L’ombre portée avait exagéré ses dimensions réelles au sol. Elle n’écrasa pas les deux jambes d’Alvin. La gauche se trouvait entièrement hors de la trajectoire, car il l’avait repliée sous lui. Mais la droite était allongée de telle sorte que le bord de la pierre mordit le tibia, jusqu’à deux pouces sur la plus grande largeur. Comme Alvin retirait sa jambe au moment de la chute, le coup la repoussa encore davantage dans le même sens. Elle arracha peau et muscle, jusqu’à l’os, mais ne l’écrasa pas directement sous son poids quand elle s’immobilisa. La jambe n’aurait pas même été brisée si le balai ne s’était pas trouvé dessous, posé en travers. La meule la précipita contre le manche, avec suffisamment de violence pour briser net, dans un bruit sec, les deux os en plein milieu. Les arêtes saillantes du tibia déchirèrent la peau pour venir enserrer le manche du balai comme les mâchoires d’un étau. Mais la jambe ne gisait pas sous la meule et les os présentaient une fracture propre et nette, ils n’étaient pas réduits en poussière sous la roche.
L’air résonnait du fracas de la pierre sur la pierre, des cris gutturaux d’hommes en proie au désespoir, et par-dessus tout des hurlements perçants de souffrance intolérable poussés par un enfant qui n’avait jamais été aussi jeune et frêle que maintenant.
Avant que quiconque ne fût près de lui, Mot-pour-mot avait vu que les deux jambes d’Alvin n’étaient pas prises sous la meule. L’enfant voulut s’asseoir et regarder sa blessure. La vue, ou bien la douleur, lui fut trop pénible et il perdit connaissance. Son père le rejoignit alors : sans être le plus proche, il s’était déplacé plus vite que ses garçons. Mot-pour-mot essaya de le rassurer, car à cause de l’os qui enserrait le manche du balai, la jambe n’avait pas l’air cassée.
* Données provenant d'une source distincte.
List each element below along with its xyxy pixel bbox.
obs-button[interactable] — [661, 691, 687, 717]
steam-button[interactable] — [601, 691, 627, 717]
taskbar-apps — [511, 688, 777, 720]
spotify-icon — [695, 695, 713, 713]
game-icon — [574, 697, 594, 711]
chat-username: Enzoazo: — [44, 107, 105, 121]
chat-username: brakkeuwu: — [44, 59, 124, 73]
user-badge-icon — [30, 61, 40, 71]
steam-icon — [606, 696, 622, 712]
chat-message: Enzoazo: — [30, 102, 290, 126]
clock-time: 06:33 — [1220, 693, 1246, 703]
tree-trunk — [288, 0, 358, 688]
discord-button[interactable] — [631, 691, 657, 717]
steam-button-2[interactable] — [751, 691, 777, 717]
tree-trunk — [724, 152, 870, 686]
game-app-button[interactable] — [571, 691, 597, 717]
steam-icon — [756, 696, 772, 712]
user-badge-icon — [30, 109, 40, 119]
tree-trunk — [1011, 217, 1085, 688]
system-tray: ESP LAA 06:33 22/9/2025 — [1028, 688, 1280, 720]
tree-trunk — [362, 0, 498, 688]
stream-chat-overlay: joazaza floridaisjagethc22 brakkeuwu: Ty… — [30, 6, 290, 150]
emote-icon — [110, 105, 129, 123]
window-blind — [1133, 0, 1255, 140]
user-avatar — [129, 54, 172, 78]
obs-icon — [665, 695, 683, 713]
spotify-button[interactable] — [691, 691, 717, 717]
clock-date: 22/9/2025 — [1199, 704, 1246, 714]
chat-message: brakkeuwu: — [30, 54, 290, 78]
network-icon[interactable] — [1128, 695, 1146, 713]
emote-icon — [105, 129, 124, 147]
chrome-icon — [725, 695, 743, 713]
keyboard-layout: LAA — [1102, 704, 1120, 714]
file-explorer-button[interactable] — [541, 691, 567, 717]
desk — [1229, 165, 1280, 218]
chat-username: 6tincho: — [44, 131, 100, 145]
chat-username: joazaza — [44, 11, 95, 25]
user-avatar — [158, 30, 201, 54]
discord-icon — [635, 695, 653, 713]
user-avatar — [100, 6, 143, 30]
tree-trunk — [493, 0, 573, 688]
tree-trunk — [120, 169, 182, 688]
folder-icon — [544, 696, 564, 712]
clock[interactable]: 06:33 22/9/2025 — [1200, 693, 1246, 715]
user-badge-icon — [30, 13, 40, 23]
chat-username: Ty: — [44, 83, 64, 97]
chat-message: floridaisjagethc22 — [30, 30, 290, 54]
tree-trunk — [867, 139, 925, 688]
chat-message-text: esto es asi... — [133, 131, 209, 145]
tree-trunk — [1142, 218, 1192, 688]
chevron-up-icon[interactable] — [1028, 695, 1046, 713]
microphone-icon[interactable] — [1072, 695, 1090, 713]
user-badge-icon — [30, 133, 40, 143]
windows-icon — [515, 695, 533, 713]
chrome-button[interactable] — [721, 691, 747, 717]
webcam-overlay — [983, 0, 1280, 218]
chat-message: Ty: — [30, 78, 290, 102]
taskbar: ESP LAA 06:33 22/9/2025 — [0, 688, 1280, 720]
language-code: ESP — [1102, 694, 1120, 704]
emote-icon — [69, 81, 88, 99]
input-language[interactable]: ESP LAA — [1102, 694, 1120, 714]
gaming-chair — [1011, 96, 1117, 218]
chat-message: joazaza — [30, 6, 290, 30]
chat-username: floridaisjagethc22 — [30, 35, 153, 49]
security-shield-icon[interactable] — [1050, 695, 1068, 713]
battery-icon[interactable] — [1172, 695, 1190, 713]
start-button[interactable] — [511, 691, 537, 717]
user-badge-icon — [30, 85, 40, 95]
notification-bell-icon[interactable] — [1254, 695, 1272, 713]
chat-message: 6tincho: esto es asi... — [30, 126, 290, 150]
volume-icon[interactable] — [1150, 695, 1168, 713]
Miller souleva son fils, mais la jambe ne voulut pas venir et la douleur arracha un gémissement déchirant au gamin pourtant inconscient. Ce fut Mesure qui s’arma de courage pour tirer sur le membre et le dégager du manche du balai.
David tenait déjà une lanterne, et quand Miller emporta le jeune garçon, il courut à ses côtés pour lui éclairer le chemin. Mesure et Placide allaient les suivre, mais Mot-pour-mot les rappela. « Il y a les femmes, là-bas, plus David et votre père, dit-il. Faut que quelqu’un reste ici pour s’occuper de tout ça.
— Vous avez raison, dit Placide. L’père va pas avoir envie d’redescendre de sitôt. »
Les jeunes gens se servirent de leviers pour soulever suffisamment la meule afin que Mot-pour-mot puisse retirer le manche du balai et les cordes toujours attachées aux chevaux. À eux trois, ils débarrassèrent le moulin, puis menèrent les bêtes à l’écurie et rangèrent les outils et tout le matériel. Alors seulement, Mot-pour-mot regagna la maison où il découvrit qu’on avait fait dormir Alvin junior dans son lit.
« J’espère qu’ça vous ennuie pas, fit Anne d’une voix inquiète.
— Bien sûr que non », répondit-il.
Les autres filles et Cally desservaient la table du dîner. Dans la chambre qui avait été celle de Mot-pour-mot, Fidelity et Miller, tous deux le teint terreux et les lèvres pincées, se tenaient assis au chevet du lit où l’on avait couché Alvin, la jambe éclissée et bandée.